Here’s one of the biggest reasons people complete a thru-hike.
They learn to adapt. Thru-hiking the AT is probably the biggest lesson in adaptation that thru-hiker will experience in their lifetime.
Learning how to be alone with oneself for long periods of time and learning to enjoy it. Learning to be with others who are not like you and, over the course of time on the Trail, opening the mind and seeing and respecting the viewpoint of others. Actually enjoying the company of people who are not like you.
Finding out that life is not black and white but green. Ha.
It’s really about learning how to enjoy every day for what it is, without having any pre-conceived notion about what you ‘intend’ to make happen.
And not getting upset when something doesn’t go your way. You learn to take it in-stride and continue on because you learn that things can be great every single day on the Trail if you wish to see it that way.

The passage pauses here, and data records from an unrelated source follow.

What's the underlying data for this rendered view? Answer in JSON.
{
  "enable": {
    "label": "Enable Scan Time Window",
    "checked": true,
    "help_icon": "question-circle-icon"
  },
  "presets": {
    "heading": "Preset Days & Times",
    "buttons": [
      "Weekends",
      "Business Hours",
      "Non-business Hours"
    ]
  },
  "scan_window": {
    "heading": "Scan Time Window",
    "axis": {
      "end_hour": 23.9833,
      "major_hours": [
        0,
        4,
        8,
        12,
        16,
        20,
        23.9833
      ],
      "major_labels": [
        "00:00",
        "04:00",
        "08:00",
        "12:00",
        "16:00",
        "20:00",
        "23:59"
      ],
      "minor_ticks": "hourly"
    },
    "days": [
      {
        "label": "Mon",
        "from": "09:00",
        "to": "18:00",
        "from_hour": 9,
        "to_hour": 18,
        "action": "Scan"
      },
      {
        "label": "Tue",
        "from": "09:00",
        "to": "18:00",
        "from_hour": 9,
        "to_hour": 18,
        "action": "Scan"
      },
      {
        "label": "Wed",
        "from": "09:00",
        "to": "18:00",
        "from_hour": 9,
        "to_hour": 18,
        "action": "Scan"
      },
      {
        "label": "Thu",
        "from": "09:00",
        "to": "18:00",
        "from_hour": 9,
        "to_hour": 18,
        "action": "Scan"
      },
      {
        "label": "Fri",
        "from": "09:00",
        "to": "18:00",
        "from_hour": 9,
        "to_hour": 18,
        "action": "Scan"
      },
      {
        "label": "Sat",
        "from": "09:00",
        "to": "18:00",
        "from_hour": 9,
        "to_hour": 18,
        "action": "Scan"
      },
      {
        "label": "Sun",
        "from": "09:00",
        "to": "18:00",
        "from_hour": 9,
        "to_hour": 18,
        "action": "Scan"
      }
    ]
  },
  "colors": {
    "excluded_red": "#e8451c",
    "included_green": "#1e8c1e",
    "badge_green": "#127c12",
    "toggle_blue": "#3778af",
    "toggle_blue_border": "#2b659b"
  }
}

It’s not so much about ‘taking on’ the Appalachian Trail. That is guaranteed to beat you down because there is no ‘winning’ to a thru-hike. It’s more about enjoying the experience when an orange lizard stands in front of you and faces you down for ten minutes while you watch it and inspect it in great detail. Or that breeze as you approach a ridgeline and the different smells it brings to your nostrils.

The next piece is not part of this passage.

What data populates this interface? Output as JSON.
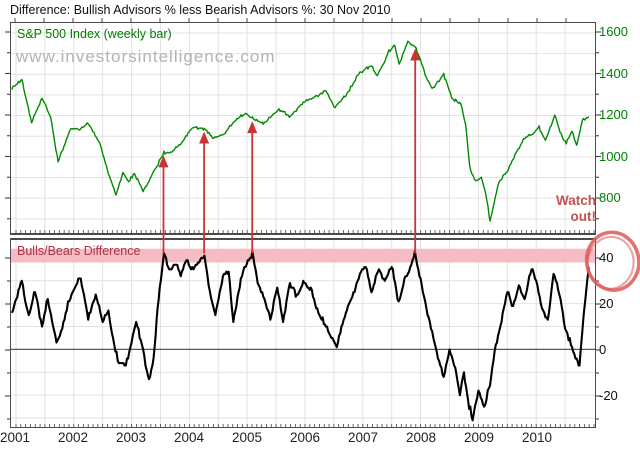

It’s also about the beauty en masse one can see if only to open the eyes. Man, some of the most beautiful things I’ve ever seen in my life I saw on the Appalachian Trail. And not just necessarily vistas.

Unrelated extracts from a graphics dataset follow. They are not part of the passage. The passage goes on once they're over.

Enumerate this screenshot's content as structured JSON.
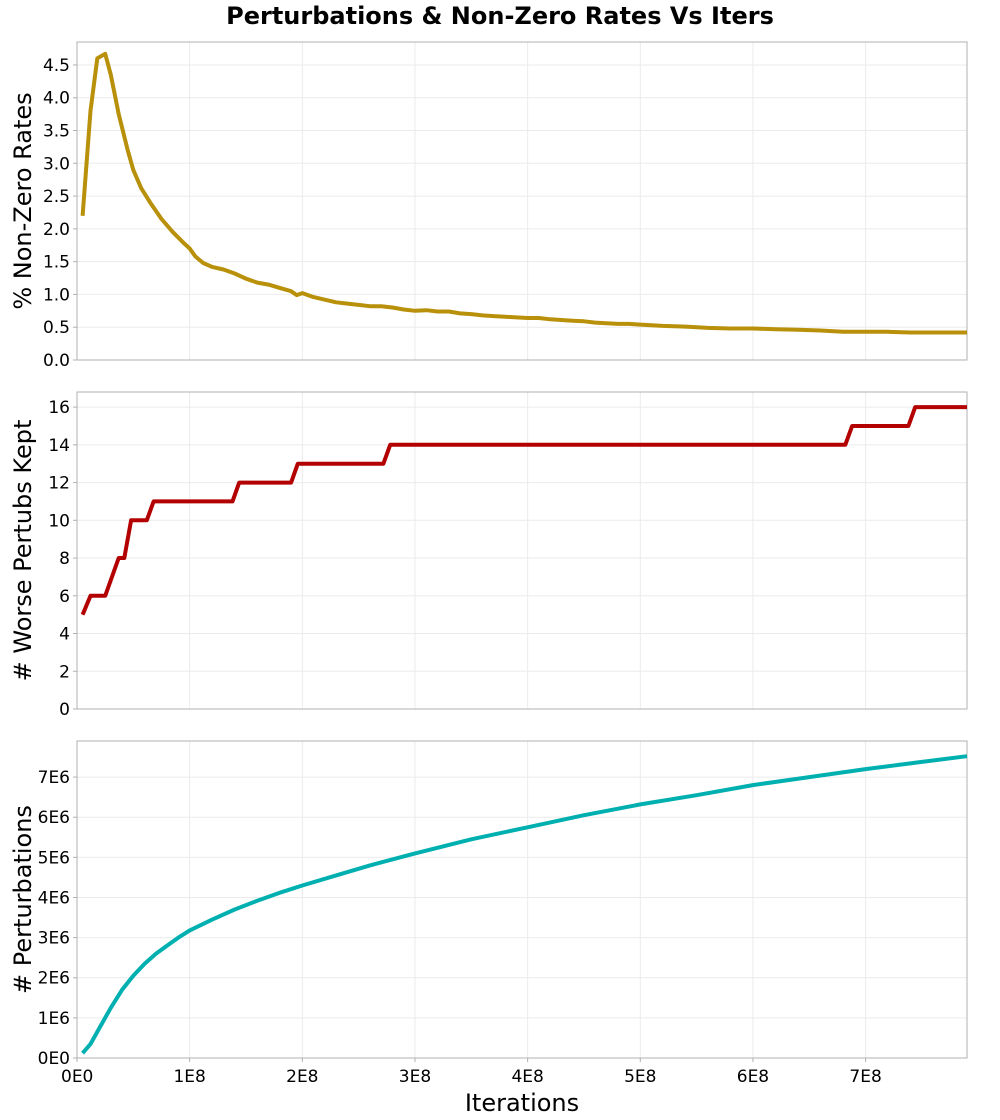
{
  "title": "Perturbations & Non-Zero Rates Vs Iters",
  "chart_data": [
    {
      "type": "line",
      "id": "rates",
      "ylabel": "% Non-Zero Rates",
      "xlabel": "",
      "color": "#b8900a",
      "ylim": [
        0,
        4.85
      ],
      "xlim": [
        0,
        7.9
      ],
      "yticks": [
        0.0,
        0.5,
        1.0,
        1.5,
        2.0,
        2.5,
        3.0,
        3.5,
        4.0,
        4.5
      ],
      "ytick_labels": [
        "0.0",
        "0.5",
        "1.0",
        "1.5",
        "2.0",
        "2.5",
        "3.0",
        "3.5",
        "4.0",
        "4.5"
      ],
      "x": [
        0.05,
        0.12,
        0.18,
        0.25,
        0.3,
        0.37,
        0.45,
        0.5,
        0.57,
        0.65,
        0.75,
        0.85,
        0.95,
        1.0,
        1.05,
        1.12,
        1.2,
        1.3,
        1.4,
        1.5,
        1.6,
        1.7,
        1.8,
        1.9,
        1.95,
        2.0,
        2.1,
        2.2,
        2.3,
        2.4,
        2.5,
        2.6,
        2.7,
        2.8,
        2.9,
        3.0,
        3.1,
        3.2,
        3.3,
        3.4,
        3.5,
        3.6,
        3.7,
        3.8,
        3.9,
        4.0,
        4.1,
        4.2,
        4.3,
        4.4,
        4.5,
        4.6,
        4.7,
        4.8,
        4.9,
        5.0,
        5.2,
        5.4,
        5.6,
        5.8,
        6.0,
        6.2,
        6.4,
        6.6,
        6.8,
        7.0,
        7.2,
        7.4,
        7.6,
        7.9
      ],
      "values": [
        2.2,
        3.8,
        4.6,
        4.67,
        4.35,
        3.75,
        3.2,
        2.9,
        2.62,
        2.4,
        2.15,
        1.95,
        1.78,
        1.7,
        1.58,
        1.48,
        1.42,
        1.38,
        1.32,
        1.24,
        1.18,
        1.15,
        1.1,
        1.05,
        0.99,
        1.02,
        0.96,
        0.92,
        0.88,
        0.86,
        0.84,
        0.82,
        0.82,
        0.8,
        0.77,
        0.75,
        0.76,
        0.74,
        0.74,
        0.71,
        0.7,
        0.68,
        0.67,
        0.66,
        0.65,
        0.64,
        0.64,
        0.62,
        0.61,
        0.6,
        0.59,
        0.57,
        0.56,
        0.55,
        0.55,
        0.54,
        0.52,
        0.51,
        0.49,
        0.48,
        0.48,
        0.47,
        0.46,
        0.45,
        0.43,
        0.43,
        0.43,
        0.42,
        0.42,
        0.42
      ]
    },
    {
      "type": "line",
      "id": "worse",
      "ylabel": "# Worse Pertubs Kept",
      "xlabel": "",
      "color": "#b30000",
      "ylim": [
        0,
        16.8
      ],
      "xlim": [
        0,
        7.9
      ],
      "yticks": [
        0,
        2,
        4,
        6,
        8,
        10,
        12,
        14,
        16
      ],
      "ytick_labels": [
        "0",
        "2",
        "4",
        "6",
        "8",
        "10",
        "12",
        "14",
        "16"
      ],
      "x": [
        0.05,
        0.12,
        0.25,
        0.37,
        0.42,
        0.48,
        0.62,
        0.68,
        1.38,
        1.44,
        1.9,
        1.96,
        2.72,
        2.78,
        6.82,
        6.88,
        7.38,
        7.44,
        7.9
      ],
      "values": [
        5,
        6,
        6,
        8,
        8,
        10,
        10,
        11,
        11,
        12,
        12,
        13,
        13,
        14,
        14,
        15,
        15,
        16,
        16
      ]
    },
    {
      "type": "line",
      "id": "perturbations",
      "ylabel": "# Perturbations",
      "xlabel": "Iterations",
      "color": "#00b0b0",
      "ylim": [
        0,
        7.9
      ],
      "xlim": [
        0,
        7.9
      ],
      "yticks": [
        0,
        1,
        2,
        3,
        4,
        5,
        6,
        7
      ],
      "ytick_labels": [
        "0E0",
        "1E6",
        "2E6",
        "3E6",
        "4E6",
        "5E6",
        "6E6",
        "7E6"
      ],
      "xticks": [
        0,
        1,
        2,
        3,
        4,
        5,
        6,
        7
      ],
      "xtick_labels": [
        "0E0",
        "1E8",
        "2E8",
        "3E8",
        "4E8",
        "5E8",
        "6E8",
        "7E8"
      ],
      "x": [
        0.05,
        0.12,
        0.2,
        0.3,
        0.4,
        0.5,
        0.6,
        0.7,
        0.8,
        0.9,
        1.0,
        1.2,
        1.4,
        1.6,
        1.8,
        2.0,
        2.3,
        2.6,
        3.0,
        3.5,
        4.0,
        4.5,
        5.0,
        5.5,
        6.0,
        6.5,
        7.0,
        7.5,
        7.9
      ],
      "values": [
        0.12,
        0.35,
        0.75,
        1.25,
        1.7,
        2.05,
        2.35,
        2.6,
        2.8,
        3.0,
        3.18,
        3.45,
        3.7,
        3.92,
        4.12,
        4.3,
        4.55,
        4.8,
        5.1,
        5.45,
        5.75,
        6.05,
        6.32,
        6.55,
        6.8,
        7.0,
        7.2,
        7.38,
        7.52
      ]
    }
  ]
}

It is much about opening your aperture. Letting senses become acute for a while. Not always being on the defensive but learning to be open.
Oh sure, there is pain every so often – Ha, face-plants in Pennsylvania, slipping on the bog logs in Maine and denting your fanny. But then you laugh later because you immediately got up quickly before anyone could see you wallering in the mud. As if anyone would care except to laugh with you about the comedy of it.
So, it’s more about adaptation and maybe perspective once a person has started a thru-hike.